Mikroplastik im Gehirn: Neue Studiendaten aus der Tierforschung

Eine aktuelle Studie zur Anreicherung von Mikroplastik im Gehirn hat die Frage nach den Folgen der ubiquitären Kunststoffbelastung für unsere Gesundheit wieder in den Fokus gerückt.
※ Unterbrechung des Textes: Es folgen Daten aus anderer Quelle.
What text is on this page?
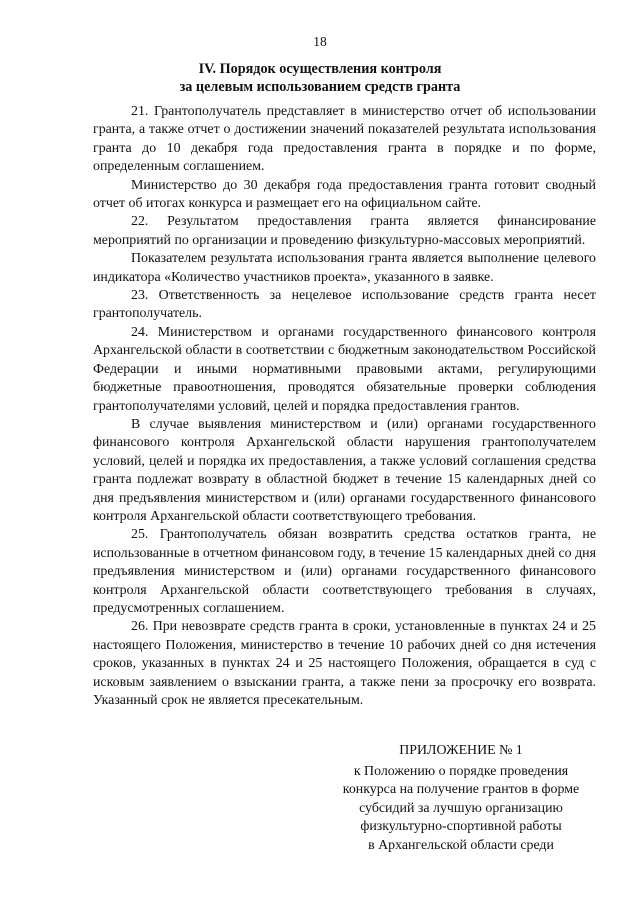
18
IV. Порядок осуществления контроля
за целевым использованием средств гранта

21. Грантополучатель представляет в министерство отчет об использовании гранта, а также отчет о достижении значений показателей результата использования гранта до 10 декабря года предоставления гранта в порядке и по форме, определенным соглашением.

Министерство до 30 декабря года предоставления гранта готовит сводный отчет об итогах конкурса и размещает его на официальном сайте.

22. Результатом предоставления гранта является финансирование мероприятий по организации и проведению физкультурно-массовых мероприятий.

Показателем результата использования гранта является выполнение целевого индикатора «Количество участников проекта», указанного в заявке.

23. Ответственность за нецелевое использование средств гранта несет грантополучатель.

24. Министерством и органами государственного финансового контроля Архангельской области в соответствии с бюджетным законодательством Российской Федерации и иными нормативными правовыми актами, регулирующими бюджетные правоотношения, проводятся обязательные проверки соблюдения грантополучателями условий, целей и порядка предоставления грантов.

В случае выявления министерством и (или) органами государственного финансового контроля Архангельской области нарушения грантополучателем условий, целей и порядка их предоставления, а также условий соглашения средства гранта подлежат возврату в областной бюджет в течение 15 календарных дней со дня предъявления министерством и (или) органами государственного финансового контроля Архангельской области соответствующего требования.

25. Грантополучатель обязан возвратить средства остатков гранта, не использованные в отчетном финансовом году, в течение 15 календарных дней со дня предъявления министерством и (или) органами государственного финансового контроля Архангельской области соответствующего требования в случаях, предусмотренных соглашением.

26. При невозврате средств гранта в сроки, установленные в пунктах 24 и 25 настоящего Положения, министерство в течение 10 рабочих дней со дня истечения сроков, указанных в пунктах 24 и 25 настоящего Положения, обращается в суд с исковым заявлением о взыскании гранта, а также пени за просрочку его возврата. Указанный срок не является пресекательным.

ПРИЛОЖЕНИЕ № 1
к Положению о порядке проведения
конкурса на получение грантов в форме
субсидий за лучшую организацию
физкультурно-спортивной работы
в Архангельской области среди
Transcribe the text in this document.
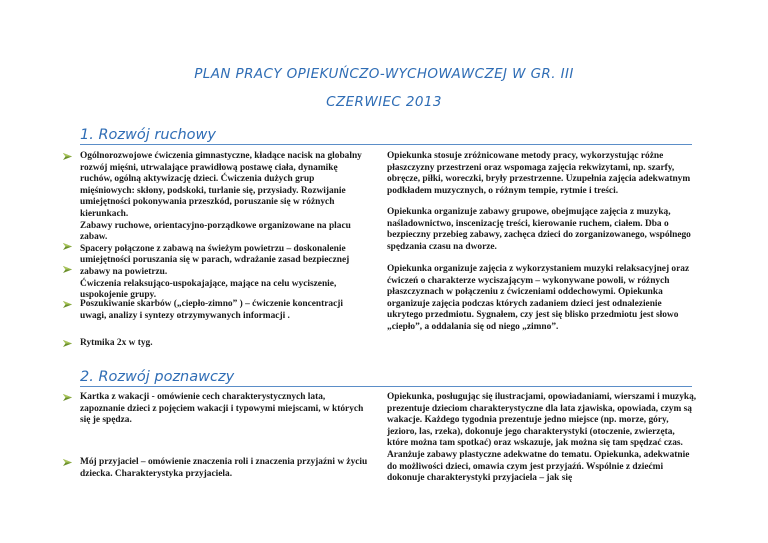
PLAN PRACY OPIEKUŃCZO-WYCHOWAWCZEJ W GR. III
CZERWIEC 2013
1. Rozwój ruchowy

Ogólnorozwojowe ćwiczenia gimnastyczne, kładące nacisk na globalny rozwój mięśni, utrwalające prawidłową postawę ciała, dynamikę ruchów, ogólną aktywizację dzieci. Ćwiczenia dużych grup mięśniowych: skłony, podskoki, turlanie się, przysiady. Rozwijanie umiejętności pokonywania przeszkód, poruszanie się w różnych kierunkach.

Zabawy ruchowe, orientacyjno-porządkowe organizowane na placu zabaw.

Spacery połączone z zabawą na świeżym powietrzu – doskonalenie umiejętności poruszania się w parach, wdrażanie zasad bezpiecznej zabawy na powietrzu.

Ćwiczenia relaksująco-uspokajające, mające na celu wyciszenie, uspokojenie grupy.

Poszukiwanie skarbów („ciepło-zimno” ) – ćwiczenie koncentracji uwagi, analizy i syntezy otrzymywanych informacji .

Rytmika 2x w tyg.

Opiekunka stosuje zróżnicowane metody pracy, wykorzystując różne płaszczyzny przestrzeni oraz wspomaga zajęcia rekwizytami, np. szarfy, obręcze, piłki, woreczki, bryły przestrzenne. Uzupełnia zajęcia adekwatnym podkładem muzycznych, o różnym tempie, rytmie i treści.
Opiekunka organizuje zabawy grupowe, obejmujące zajęcia z muzyką, naśladownictwo, inscenizację treści, kierowanie ruchem, ciałem. Dba o bezpieczny przebieg zabawy, zachęca dzieci do zorganizowanego, wspólnego spędzania czasu na dworze.
Opiekunka organizuje zajęcia z wykorzystaniem muzyki relaksacyjnej oraz ćwiczeń o charakterze wyciszającym – wykonywane powoli, w różnych płaszczyznach w połączeniu z ćwiczeniami oddechowymi. Opiekunka organizuje zajęcia podczas których zadaniem dzieci jest odnalezienie ukrytego przedmiotu. Sygnałem, czy jest się blisko przedmiotu jest słowo „ciepło”, a oddalania się od niego „zimno”.
2. Rozwój poznawczy
Kartka z wakacji - omówienie cech charakterystycznych lata, zapoznanie dzieci z pojęciem wakacji i typowymi miejscami, w których się je spędza.
Mój przyjaciel – omówienie znaczenia roli i znaczenia przyjaźni w życiu dziecka. Charakterystyka przyjaciela.
Opiekunka, posługując się ilustracjami, opowiadaniami, wierszami i muzyką, prezentuje dzieciom charakterystyczne dla lata zjawiska, opowiada, czym są wakacje. Każdego tygodnia prezentuje jedno miejsce (np. morze, góry, jezioro, las, rzeka), dokonuje jego charakterystyki (otoczenie, zwierzęta, które można tam spotkać) oraz wskazuje, jak można się tam spędzać czas. Aranżuje zabawy plastyczne adekwatne do tematu. Opiekunka, adekwatnie do możliwości dzieci, omawia czym jest przyjaźń. Wspólnie z dziećmi dokonuje charakterystyki przyjaciela – jak się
Eine chinesische Arbeitsgruppe hat Mäusen fluoreszenzmarkiertes Mikroplastik oral über das Trinkwasser oder per Injektion zugeführt und dessen Verteilung in vivo untersucht.

Nach der Injektion von Polystyrol-Mikroplastik mit einem Durchmesser von 5 µm dauerte es nur zehn Minuten, bis Fluoreszenzsignale in zerebralen Blutgefäßen nachweisbar waren; bei Applikation über das Trinkwasser brauchte es rund zweieinhalb Stunden. 

Immunreaktion auf Mikroplastik: Phagozytose und Gefäßblockaden

Das Mikroplastik zirkulierte allerdings nicht frei im Blutstrom der Hirngefäße, sondern wurde phagozytiert, nach Analyse der Autoren von Neutrophilen und Makrophagen des Immunsystems. Anders als Krankheitserreger oder andere Fremdkörper ließen sich diese Kunststoffpartikel allerdings nicht durch die Fresszellen zerstören.

Stattdessen wurden die Immunzellen durch die ungewöhnliche Last unflexibler, manche blieben in den feinen Blutgefäßen des Mäusegehirns hängen – die Autoren sprechen von zerebraler Thrombenbildung, die zum Teil mehr als eine Woche lang bestehen blieb. Diese Gefäßblockade nahm ab mit der Größe der Mikroplastikpartikel und der injizierten Konzentration.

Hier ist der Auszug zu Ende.